Dave et Fi Rickards ont travaillé pendant plusieurs années au Centre international d’OMF à Singapour pour soutenir les missionnaires dans toute l’Asie de l’Est. Nous les avons rencontrés pour en savoir plus sur eux, sur leur travail et pourquoi le travail de soutien est aussi important que l’implantation d’églises en première ligne.

Comment vous êtes-vous engagés  dans la mission et plus tard dans le travail de soutien ?

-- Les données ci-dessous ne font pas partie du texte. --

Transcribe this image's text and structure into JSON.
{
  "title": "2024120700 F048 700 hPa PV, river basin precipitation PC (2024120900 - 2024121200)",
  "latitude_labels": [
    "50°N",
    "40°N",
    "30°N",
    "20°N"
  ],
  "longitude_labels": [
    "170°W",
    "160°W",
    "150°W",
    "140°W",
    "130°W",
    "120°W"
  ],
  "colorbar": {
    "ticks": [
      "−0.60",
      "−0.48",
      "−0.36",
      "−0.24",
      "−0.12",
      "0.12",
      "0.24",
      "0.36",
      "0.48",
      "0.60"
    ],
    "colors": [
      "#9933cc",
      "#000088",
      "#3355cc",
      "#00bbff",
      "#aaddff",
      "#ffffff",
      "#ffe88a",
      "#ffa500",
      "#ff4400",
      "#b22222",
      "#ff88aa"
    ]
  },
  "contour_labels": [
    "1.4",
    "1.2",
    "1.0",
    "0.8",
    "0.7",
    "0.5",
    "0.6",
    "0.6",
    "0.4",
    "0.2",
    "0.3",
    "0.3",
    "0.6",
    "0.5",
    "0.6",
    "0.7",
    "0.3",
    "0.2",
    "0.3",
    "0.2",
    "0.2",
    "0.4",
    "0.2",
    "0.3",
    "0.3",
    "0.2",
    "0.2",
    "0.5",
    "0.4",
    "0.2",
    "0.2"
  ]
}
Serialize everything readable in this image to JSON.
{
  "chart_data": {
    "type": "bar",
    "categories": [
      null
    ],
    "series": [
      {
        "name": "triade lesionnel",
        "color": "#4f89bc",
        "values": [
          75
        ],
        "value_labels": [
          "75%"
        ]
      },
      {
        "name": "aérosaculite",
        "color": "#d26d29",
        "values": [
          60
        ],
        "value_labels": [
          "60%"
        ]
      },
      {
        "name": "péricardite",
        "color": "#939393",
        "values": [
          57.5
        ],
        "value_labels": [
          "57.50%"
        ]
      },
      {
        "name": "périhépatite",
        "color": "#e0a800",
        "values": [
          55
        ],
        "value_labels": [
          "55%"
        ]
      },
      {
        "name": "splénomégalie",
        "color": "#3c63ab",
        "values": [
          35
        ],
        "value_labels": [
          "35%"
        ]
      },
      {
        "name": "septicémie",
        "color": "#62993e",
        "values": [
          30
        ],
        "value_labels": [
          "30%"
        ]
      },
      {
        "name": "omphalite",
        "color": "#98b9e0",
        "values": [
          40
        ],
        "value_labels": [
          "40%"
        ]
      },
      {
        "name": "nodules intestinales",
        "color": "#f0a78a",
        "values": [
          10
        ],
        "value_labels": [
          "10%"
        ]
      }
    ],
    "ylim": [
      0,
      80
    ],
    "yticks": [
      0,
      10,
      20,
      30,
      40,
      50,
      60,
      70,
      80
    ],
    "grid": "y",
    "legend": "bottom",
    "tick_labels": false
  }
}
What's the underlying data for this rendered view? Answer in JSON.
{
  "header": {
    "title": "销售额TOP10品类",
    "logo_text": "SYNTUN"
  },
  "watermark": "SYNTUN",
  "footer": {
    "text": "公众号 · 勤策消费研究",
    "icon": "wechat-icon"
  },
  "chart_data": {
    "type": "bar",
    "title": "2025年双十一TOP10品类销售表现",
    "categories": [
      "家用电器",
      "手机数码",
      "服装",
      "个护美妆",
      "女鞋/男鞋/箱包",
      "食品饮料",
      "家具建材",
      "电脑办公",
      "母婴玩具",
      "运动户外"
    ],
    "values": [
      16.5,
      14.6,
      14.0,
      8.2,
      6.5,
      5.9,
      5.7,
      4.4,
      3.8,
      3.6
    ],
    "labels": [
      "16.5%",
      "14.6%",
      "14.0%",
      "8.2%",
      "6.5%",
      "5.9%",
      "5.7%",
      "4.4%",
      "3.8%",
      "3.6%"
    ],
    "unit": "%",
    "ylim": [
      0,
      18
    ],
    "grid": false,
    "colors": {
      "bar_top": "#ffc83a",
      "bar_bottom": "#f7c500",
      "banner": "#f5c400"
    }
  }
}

Un rapide coup d’œil à la section The Task Unfinished (La tâche inachevée) du site Web d’OMF vous apprend qu’il y a 2 milliards de personnes non atteintes par l’Évangile dans le monde aujourd’hui. Cela représente 29 % de la population mondiale. Ces statistiques ne vous intéressent peut-être pas ou ne vous touchent pas, mais elles ont eu un impact profond sur moi (Dave) en 1991, lors d’un événement missionnaire organisé par JEM.  A l’époque, j’étais étudiant et j’étais très impliqué dans l’évangélisation sur le campus et je commençais à ressentir un appel au ministère. Je pensais que ce serait au Royaume-Uni. Mais tout a changé lorsque Dieu a utilisé un mélange de statistiques combiné au livre des Romains pour me rediriger vers la mission à l’étranger.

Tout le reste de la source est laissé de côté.